Still under development, it would be an incredible shift in therapy as it could replace the current donor/receiver transplantation system by growing the transplant with the patient’s stem cells.

Organ-on-chip applications

Vessel-on-Chip

Human stem cells can be turned into endothelial and mural cells to create different types of vessels (arteries, veins, capillaries or lymph vessels, depending on the stimulation) thanks to a cylindrical chamber reproducing the conditions of flow. It helps studying:

  • Atherosclerosis, by analysing the vessel wall’s integrity markers
  • Diabetes, by studying the vascular complications in the kidneys, leading cause of death in this pathology
  • Neurological & neurodegenerative diseases, by implementaing a realistic model of the blood-brain barrier

Hearth-on-Chip

Stem-cells derived cardiac muscular cells are seeded into a chip implementing stretching and electrical stimulations, as in the human hearth.

  • Simulation of normal vs arrhythmic cardiac activity.
  • Quantifying cardio-toxicity of new drugs at early stages of development, as it is one of the major reason of their withdrawal from the market.

 

Cancer-on-Chip

The whole tumour environment can be reconstituted: 3D -culture of cancer cells, on top of a membrane lined with endothelial cells and an external pumping system mimicking a blood vessel. Inflammatory cells can be added in a compartment, incorporating the immune response to the tumour.

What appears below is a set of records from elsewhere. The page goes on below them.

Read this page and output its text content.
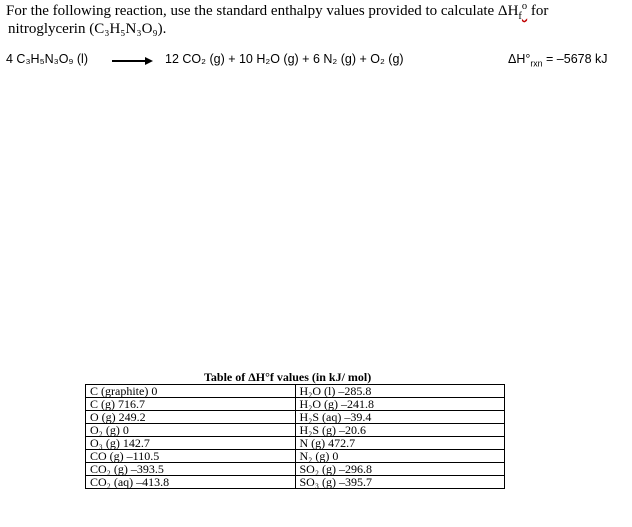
For the following reaction, use the standard enthalpy values provided to calculate $\Delta H_f^o$ for
nitroglycerin (C₃H₅N₃O₉).
4 C₃H₅N₃O₉ (l) → 12 CO₂ (g) + 10 H₂O (g) + 6 N₂ (g) + O₂ (g)	$\Delta H^\circ_{rxn} = -5678$ kJ
Table of ΔH°f values (in kJ/ mol)
C (graphite) 0	H₂O (l) –285.8
C (g) 716.7	H₂O (g) –241.8
O (g) 249.2	H₂S (aq) –39.4
O₂ (g) 0	H₂S (g) –20.6
O₃ (g) 142.7	N (g) 472.7
CO (g) –110.5	N₂ (g) 0
CO₂ (g) –393.5	SO₂ (g) –296.8
CO₂ (aq) –413.8	SO₃ (g) –395.7
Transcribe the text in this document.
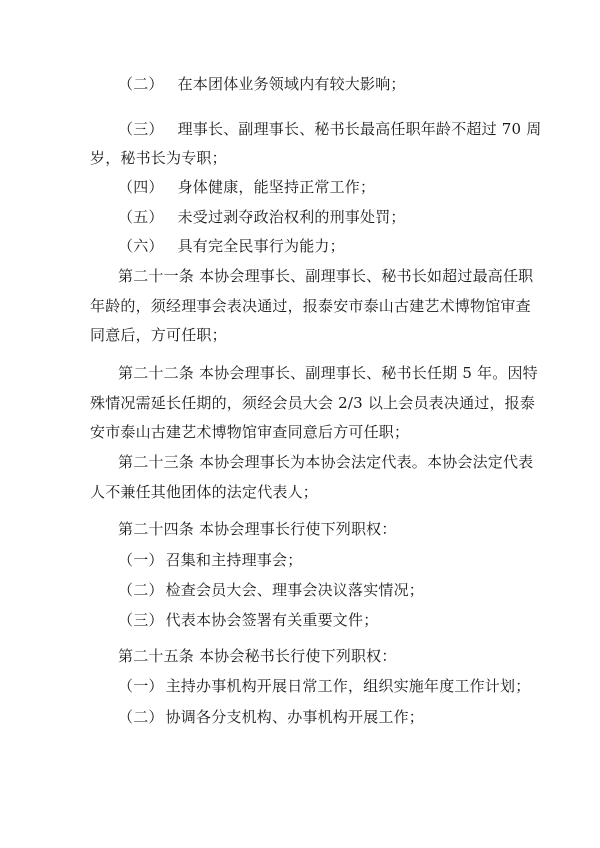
（二） 在本团体业务领域内有较大影响；
（三） 理事长、副理事长、秘书长最高任职年龄不超过 70 周
岁，秘书长为专职；
（四） 身体健康，能坚持正常工作；
（五） 未受过剥夺政治权利的刑事处罚；
（六） 具有完全民事行为能力；
第二十一条 本协会理事长、副理事长、秘书长如超过最高任职
年龄的，须经理事会表决通过，报泰安市泰山古建艺术博物馆审查
同意后，方可任职；
第二十二条 本协会理事长、副理事长、秘书长任期 5 年。因特
殊情况需延长任期的，须经会员大会 2/3 以上会员表决通过，报泰
安市泰山古建艺术博物馆审查同意后方可任职；
第二十三条 本协会理事长为本协会法定代表。本协会法定代表
人不兼任其他团体的法定代表人；
第二十四条 本协会理事长行使下列职权：
（一） 召集和主持理事会；
（二） 检查会员大会、理事会决议落实情况；
（三） 代表本协会签署有关重要文件；
第二十五条 本协会秘书长行使下列职权：
（一） 主持办事机构开展日常工作，组织实施年度工作计划；
（二） 协调各分支机构、办事机构开展工作；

  • Using a specific patient’s cancer cells allows to determine the best drugs to use, personalising the treatment.
  • Coupling cancer-on-chip with another organ-on-chip device allows to study metastasis.

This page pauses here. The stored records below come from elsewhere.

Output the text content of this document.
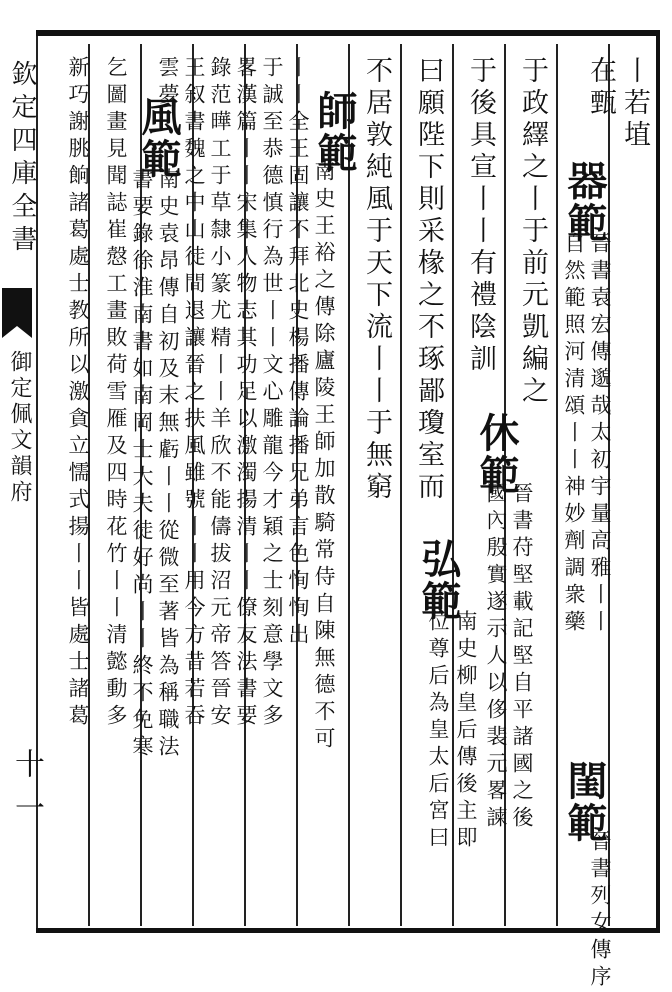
欽定四庫全書
御定佩文韻府
十一
丨若埴
在甄
器範
晉書袁宏傳邈哉太初宇量高雅丨丨
自然範照河清頌丨丨神妙劑調衆藥
閨範
晉書列女傳序
于政繹之丨于前元凱編之
于後具宣丨丨有禮陰訓
休範
晉書苻堅載記堅自平諸國之後
國內殷實遂示人以侈裴元畧諫
曰願陛下則采椽之不琢鄙瓊室而
不居敦純風于天下流丨丨于無窮
弘範
南史柳皇后傳後主即
位尊后為皇太后宮曰
師範
南史王裕之傳除廬陵王師加散騎常侍自陳無德不可
丨丨全王固讓不拜北史楊播傳論播兄弟言色恂恂出
于誠至恭德慎行為世丨丨文心雕龍今才穎之士刻意學文多
畧漢篇丨丨宋集人物志其功足以激濁揚清丨丨僚友法書要
錄范曄工于草隸小篆尤精丨丨羊欣不能儔拔沼元帝答晉安
王叙書魏之中山徒間退讓晉之扶風雖號丨丨用今方昔若吞
雲夢
風範
南史袁昂傳自初及末無虧丨丨從微至著皆為稱職法
書要錄徐淮南書如南岡士大夫徒好尚丨丨終不免寒
乞圖畫見聞誌崔慤工畫敗荷雪雁及四時花竹丨丨清懿動多
新巧謝朓餉諸葛處士教所以激貪立懦式揚丨丨皆處士諸葛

The “organ-on-chip” revolution in biological models for the development of new medicines is happening in Europe

Research institutes like hDMT[1] gather many different technologies and expertise, necessary to the development and utilisation of chips: immunology, cellular biology, physiology, microfluidics, membrane design, biomaterials, sensors, manufacturing and computational sciences. Meanwhile, the H2020 European Research Program funds the ORCHID project (Organ-on-Chip development) which creates a roadmap for organ-on-chip technology and to build a European network with all relevant stakeholders[2].

The emergence of organs-on-chip is an elegant illustration of the necessity to remove the borders between technologies and to work in multi-expertise environments to improve tomorrow’s healthcare and, consequently, the lives of everyone.